There will be 12 newcomers in the Senate, with Democrats holding a 55-to-45 edge. That’s still short of the 60 votes the Democrats need to break the almost-automatic Republican filibusters that have hamstrung the Senate. It could, however, be enough votes if Senate Democrats are angry enough at the end of the year at what they see as GOP obstructionism to change the filibuster rule. It would be a prelude to a contentious year.
Republicans retain a firm, if slightly diminished, grip on the House with a comfortable margin of 30 or so votes, depending on six races still undecided. About 70 of the incoming lawmakers will be newcomers, and one can only hope that they are more experienced and more amenable to compromise than the tea party-movement-heavy class of 2010.
The intransigence of that class and its willingness to buck its own leadership created this Congress’ — and perhaps the next one’s, too — single biggest challenge, the perfect storm of $600 billion in tax hikes and budget cuts that will hit in early January if nothing is done.
To put pressure on themselves, and because House Speaker John Boehner could not sell a compromise to his hard-core conservatives, the lawmakers voted for $110 billion in automatic across-the-board budget cuts in domestic and defense programs in early January.

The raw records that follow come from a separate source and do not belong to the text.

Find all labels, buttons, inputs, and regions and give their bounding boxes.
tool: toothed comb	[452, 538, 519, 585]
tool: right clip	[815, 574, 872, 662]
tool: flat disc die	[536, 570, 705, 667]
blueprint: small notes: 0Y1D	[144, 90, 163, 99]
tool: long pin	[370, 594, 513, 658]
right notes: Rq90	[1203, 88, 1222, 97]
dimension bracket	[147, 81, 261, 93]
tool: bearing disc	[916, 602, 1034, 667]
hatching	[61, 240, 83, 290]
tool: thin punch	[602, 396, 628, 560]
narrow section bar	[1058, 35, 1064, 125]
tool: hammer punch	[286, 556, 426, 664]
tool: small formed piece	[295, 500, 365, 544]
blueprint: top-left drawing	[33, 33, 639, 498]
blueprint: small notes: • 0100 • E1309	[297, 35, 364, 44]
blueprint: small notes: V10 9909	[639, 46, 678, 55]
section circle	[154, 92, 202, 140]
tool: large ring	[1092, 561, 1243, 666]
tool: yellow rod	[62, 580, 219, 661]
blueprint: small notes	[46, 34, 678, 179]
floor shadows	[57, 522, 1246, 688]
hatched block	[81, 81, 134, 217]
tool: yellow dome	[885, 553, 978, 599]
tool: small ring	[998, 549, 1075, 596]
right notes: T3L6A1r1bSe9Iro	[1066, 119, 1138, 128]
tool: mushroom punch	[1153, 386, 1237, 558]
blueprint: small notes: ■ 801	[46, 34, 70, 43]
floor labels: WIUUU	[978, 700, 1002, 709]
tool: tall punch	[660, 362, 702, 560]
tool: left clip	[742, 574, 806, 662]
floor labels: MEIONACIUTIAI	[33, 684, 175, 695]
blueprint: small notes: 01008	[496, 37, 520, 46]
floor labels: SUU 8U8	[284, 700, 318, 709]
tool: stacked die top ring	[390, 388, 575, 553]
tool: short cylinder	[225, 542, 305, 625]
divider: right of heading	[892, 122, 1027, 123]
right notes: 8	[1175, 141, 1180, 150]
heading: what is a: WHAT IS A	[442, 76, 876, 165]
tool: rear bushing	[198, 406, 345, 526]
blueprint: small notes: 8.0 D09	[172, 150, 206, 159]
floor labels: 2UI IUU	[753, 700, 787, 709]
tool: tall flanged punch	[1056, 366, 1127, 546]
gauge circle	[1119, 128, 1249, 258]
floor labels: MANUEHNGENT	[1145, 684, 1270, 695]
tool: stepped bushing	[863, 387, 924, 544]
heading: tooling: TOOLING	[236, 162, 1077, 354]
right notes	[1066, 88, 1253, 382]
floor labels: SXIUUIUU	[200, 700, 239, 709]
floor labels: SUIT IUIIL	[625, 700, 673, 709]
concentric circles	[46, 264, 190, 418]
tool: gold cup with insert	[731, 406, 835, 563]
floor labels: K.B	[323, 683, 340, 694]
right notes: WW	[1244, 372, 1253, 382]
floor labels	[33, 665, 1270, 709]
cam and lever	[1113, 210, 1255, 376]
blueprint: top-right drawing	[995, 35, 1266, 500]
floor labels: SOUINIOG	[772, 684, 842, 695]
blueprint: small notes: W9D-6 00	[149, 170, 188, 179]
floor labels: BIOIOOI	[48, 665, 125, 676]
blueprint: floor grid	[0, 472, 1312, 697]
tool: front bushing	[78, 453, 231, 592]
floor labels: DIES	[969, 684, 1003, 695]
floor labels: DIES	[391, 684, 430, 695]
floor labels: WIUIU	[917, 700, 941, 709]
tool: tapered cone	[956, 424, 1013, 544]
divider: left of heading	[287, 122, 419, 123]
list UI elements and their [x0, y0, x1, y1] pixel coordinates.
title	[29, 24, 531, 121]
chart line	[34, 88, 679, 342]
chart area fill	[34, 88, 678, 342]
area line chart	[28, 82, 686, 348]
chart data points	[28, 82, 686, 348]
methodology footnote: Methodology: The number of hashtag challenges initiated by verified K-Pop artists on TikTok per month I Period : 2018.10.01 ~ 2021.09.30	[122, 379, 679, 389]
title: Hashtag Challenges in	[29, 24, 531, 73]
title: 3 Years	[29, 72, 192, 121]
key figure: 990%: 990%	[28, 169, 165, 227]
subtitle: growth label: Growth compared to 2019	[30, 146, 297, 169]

Boehner returned from the seven-week congressional recess suggesting a possible compromise: While Republicans were unalterably opposed to increases in tax rates, they did favor increases in tax revenues.
The most direct way to raise revenues is to clean up the tax loopholes, exemptions and preferences in the tax code.
The odds may be against it, but the old year could end and the New Year begin on a high note. There are such things as holiday miracles.
Dale McFeatters writes for the Scripps Howard News Service.